The map is from Duvall’s forthcoming book, The African Roots of Marijuana, which will be published by Duke University Press next year. In the book, Duvall chips away at myths about the plant and its early uses in Africa that still affect the way people think about cannabis today. He also looks at where cannabis, global capitalism, and the slave trade intersect.
Duvall will discuss his cannabis research on September 24 during the GES Homecoming Event at Hodgin Hall. The event is free and refreshments will be served starting at 5:30. His talk, “Geography of Cannabis,” starts at 6:30.
Cannabis has been confusing for taxonomists, he explains, and people often think there is just one plant, and therefore one story to be told.
“But there’s been a lot of research by geneticists, biologists, and botanists that shows there are these two different genetic populations,” he says. “There is the story of sativa in Europe, and the story of indica, which extends to China and Sub-Saharan Africa.”
He tells these stories within the book, but likes using visual communication as much as possible. Maps can more easily and directly communicate to readers where the two plants are found than a block of text.

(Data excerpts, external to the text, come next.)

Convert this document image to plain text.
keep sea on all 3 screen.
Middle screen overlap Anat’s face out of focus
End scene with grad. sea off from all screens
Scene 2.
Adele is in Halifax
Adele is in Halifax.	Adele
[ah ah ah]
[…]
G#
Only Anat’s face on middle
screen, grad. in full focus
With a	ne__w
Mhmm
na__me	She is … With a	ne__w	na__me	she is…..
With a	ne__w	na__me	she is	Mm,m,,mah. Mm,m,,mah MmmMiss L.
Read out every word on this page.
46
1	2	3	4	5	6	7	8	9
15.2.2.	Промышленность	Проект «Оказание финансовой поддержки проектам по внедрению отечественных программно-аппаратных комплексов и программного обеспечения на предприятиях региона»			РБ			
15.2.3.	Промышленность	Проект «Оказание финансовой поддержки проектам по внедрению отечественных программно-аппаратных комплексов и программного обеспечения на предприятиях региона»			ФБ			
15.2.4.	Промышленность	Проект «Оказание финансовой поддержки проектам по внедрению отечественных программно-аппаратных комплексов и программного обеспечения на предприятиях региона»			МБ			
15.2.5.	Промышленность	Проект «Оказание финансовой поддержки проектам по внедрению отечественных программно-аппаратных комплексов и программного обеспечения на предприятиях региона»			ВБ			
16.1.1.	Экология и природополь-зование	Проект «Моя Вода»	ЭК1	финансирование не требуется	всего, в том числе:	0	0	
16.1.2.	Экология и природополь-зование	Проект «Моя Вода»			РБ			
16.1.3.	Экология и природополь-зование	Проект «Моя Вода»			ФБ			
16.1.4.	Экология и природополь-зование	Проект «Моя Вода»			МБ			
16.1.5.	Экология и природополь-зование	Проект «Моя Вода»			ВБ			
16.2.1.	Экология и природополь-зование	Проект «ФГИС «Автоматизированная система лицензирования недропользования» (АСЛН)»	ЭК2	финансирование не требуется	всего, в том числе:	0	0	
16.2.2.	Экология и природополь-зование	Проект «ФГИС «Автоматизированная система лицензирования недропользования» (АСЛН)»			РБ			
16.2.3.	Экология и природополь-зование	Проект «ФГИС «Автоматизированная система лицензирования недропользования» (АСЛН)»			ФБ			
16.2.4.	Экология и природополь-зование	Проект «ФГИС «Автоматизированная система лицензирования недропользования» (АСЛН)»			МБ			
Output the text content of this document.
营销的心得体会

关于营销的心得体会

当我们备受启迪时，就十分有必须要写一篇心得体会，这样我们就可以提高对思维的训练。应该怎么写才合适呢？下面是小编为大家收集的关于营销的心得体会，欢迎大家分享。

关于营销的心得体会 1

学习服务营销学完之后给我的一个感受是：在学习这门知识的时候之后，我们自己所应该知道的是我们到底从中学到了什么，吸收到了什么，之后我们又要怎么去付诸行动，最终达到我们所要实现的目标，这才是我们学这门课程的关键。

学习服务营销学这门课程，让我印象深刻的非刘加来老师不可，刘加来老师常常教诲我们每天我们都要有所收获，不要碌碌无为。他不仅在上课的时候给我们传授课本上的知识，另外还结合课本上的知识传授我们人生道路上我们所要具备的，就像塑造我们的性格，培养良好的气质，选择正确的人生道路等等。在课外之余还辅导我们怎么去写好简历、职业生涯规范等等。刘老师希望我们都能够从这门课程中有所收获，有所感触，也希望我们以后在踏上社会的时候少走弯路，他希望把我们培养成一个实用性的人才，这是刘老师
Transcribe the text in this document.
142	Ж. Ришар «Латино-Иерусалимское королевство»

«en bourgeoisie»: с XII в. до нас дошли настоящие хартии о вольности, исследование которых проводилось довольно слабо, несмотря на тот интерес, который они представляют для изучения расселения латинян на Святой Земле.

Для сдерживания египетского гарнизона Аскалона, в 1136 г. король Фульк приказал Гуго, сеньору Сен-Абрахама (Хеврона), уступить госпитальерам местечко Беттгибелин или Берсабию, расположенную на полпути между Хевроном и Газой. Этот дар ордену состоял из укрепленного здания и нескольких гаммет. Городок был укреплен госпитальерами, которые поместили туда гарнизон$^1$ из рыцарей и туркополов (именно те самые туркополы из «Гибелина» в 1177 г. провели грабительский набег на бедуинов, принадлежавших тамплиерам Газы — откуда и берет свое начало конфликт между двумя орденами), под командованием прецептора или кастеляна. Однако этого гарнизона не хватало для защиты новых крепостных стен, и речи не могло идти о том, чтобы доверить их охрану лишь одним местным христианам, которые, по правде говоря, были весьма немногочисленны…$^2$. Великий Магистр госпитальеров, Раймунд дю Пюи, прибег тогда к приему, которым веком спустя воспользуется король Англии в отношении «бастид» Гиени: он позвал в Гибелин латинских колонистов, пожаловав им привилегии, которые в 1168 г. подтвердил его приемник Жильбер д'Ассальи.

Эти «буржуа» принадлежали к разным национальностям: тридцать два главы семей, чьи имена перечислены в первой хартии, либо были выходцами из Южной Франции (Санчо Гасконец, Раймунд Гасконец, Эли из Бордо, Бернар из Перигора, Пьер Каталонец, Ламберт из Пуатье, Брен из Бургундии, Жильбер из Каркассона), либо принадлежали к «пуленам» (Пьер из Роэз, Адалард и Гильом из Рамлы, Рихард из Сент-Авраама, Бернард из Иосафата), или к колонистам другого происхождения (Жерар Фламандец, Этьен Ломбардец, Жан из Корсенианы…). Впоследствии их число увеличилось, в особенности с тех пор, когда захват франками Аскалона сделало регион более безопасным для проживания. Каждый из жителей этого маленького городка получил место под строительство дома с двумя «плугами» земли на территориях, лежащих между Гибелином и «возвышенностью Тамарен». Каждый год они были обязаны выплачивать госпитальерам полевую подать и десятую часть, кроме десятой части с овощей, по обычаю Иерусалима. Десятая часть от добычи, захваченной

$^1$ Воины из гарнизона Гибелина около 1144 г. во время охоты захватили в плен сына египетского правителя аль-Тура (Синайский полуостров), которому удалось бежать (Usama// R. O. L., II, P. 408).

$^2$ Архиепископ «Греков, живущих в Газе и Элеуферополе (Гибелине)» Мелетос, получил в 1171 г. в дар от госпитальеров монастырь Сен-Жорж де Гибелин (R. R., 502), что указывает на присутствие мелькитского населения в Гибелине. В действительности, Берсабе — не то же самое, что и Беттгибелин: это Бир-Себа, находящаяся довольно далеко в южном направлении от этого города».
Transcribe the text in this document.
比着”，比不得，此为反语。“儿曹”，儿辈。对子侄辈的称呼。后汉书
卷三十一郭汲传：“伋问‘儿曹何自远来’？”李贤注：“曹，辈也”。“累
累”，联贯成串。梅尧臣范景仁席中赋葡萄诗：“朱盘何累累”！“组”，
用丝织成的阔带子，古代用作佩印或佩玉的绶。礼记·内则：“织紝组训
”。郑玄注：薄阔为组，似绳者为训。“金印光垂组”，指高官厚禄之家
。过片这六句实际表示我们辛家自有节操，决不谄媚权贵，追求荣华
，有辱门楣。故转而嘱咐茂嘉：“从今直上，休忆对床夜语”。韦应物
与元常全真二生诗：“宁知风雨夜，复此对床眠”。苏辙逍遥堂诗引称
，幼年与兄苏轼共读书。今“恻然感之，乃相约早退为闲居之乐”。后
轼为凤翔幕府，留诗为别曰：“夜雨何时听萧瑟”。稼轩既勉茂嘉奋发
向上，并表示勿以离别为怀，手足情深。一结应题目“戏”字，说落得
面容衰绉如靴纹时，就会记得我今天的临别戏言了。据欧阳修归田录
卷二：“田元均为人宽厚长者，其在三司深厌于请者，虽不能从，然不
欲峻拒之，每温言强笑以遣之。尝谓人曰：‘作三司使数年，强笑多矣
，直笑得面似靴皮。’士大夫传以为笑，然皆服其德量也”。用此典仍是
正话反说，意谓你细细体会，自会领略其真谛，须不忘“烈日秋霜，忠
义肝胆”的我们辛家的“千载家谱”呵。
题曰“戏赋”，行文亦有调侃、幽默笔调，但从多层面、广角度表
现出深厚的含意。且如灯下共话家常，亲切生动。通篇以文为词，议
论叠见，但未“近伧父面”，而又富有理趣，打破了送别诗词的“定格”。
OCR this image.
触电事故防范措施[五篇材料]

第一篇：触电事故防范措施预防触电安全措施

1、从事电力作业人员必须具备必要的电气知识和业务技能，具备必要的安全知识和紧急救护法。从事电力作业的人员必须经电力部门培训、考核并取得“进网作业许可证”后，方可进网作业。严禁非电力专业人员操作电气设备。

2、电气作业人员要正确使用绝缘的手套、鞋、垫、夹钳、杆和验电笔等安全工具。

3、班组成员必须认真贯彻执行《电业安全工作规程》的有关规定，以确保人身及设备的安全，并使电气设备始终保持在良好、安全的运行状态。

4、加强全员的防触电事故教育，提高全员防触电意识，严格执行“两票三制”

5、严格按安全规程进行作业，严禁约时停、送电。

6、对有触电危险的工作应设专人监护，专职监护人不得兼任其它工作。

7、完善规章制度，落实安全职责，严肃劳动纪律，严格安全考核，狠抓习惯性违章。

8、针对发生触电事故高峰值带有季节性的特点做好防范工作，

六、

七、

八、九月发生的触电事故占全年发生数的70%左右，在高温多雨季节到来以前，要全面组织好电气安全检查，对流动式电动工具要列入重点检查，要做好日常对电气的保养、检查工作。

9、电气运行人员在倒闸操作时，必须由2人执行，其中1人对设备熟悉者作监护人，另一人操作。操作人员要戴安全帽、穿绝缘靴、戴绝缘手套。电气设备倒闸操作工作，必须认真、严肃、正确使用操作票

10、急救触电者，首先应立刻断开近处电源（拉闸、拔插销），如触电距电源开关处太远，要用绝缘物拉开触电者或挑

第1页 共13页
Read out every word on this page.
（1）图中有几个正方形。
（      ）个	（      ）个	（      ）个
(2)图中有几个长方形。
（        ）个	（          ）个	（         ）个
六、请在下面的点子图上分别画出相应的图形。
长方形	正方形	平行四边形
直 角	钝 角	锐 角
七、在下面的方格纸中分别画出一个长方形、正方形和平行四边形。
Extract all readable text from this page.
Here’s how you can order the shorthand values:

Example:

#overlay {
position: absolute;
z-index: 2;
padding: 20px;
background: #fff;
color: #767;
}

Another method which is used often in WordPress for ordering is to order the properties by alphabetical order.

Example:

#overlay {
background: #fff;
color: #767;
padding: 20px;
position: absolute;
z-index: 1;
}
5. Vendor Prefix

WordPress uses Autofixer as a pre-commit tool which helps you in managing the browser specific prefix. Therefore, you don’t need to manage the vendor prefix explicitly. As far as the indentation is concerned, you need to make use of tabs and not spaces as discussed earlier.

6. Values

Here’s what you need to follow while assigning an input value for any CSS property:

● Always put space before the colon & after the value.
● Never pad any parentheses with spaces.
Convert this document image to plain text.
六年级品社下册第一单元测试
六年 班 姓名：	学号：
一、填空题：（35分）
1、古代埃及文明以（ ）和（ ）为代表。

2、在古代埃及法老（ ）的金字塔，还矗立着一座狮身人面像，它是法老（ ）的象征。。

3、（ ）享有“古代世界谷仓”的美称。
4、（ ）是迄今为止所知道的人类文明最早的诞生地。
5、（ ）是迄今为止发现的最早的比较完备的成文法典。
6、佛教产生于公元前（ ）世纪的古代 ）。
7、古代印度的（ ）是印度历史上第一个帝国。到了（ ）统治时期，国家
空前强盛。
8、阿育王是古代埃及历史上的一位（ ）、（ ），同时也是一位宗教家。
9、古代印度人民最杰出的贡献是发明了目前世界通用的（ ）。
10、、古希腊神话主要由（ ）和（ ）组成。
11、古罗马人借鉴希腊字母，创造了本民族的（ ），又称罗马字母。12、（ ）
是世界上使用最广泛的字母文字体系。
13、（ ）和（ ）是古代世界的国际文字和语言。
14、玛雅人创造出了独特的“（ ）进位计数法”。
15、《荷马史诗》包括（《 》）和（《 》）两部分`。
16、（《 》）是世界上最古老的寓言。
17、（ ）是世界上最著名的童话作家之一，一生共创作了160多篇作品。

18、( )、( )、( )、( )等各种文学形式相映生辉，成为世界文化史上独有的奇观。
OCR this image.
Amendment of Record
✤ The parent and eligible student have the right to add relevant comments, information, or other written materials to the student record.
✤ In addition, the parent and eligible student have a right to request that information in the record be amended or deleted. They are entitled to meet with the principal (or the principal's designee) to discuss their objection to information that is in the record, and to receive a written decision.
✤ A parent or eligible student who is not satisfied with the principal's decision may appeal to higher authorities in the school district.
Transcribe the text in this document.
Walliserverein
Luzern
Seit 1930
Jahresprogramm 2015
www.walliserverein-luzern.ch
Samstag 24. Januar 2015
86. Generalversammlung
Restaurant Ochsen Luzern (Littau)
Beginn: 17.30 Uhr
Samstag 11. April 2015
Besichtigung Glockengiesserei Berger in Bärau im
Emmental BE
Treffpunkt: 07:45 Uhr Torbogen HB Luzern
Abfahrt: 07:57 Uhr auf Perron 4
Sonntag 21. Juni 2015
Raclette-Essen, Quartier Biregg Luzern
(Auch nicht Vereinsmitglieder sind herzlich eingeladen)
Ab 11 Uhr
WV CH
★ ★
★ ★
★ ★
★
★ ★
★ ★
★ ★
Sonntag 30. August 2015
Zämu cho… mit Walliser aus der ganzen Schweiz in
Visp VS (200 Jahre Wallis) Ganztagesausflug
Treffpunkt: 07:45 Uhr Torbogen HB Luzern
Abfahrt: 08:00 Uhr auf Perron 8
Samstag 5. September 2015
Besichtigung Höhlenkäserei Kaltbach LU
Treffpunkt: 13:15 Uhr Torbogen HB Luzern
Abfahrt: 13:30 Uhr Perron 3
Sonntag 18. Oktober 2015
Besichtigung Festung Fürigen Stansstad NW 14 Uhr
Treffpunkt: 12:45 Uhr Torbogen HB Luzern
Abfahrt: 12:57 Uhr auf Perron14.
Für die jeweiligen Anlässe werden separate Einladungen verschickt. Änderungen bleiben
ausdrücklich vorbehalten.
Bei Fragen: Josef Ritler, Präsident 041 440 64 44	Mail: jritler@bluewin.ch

This map, for example, shows how the two have traveled over time, offering a hint at the evolutionary ecology of the two different groups of plants. Viewers can bring along their knowledge of the region’s geography and history, to consider climate conditions, migration, and trade patterns. “You can see stories in there if you know a little bit about the context,” Duvall says.
Duvall had some help with this map, too, which he created with GES undergraduate student Jonathan K. Nelson. “I know other faculty hire students to make maps, and it’s cool to be involved in that thinking and designing,” he says. “There are lots of neat possibilities if you have map-making skills. So make maps!”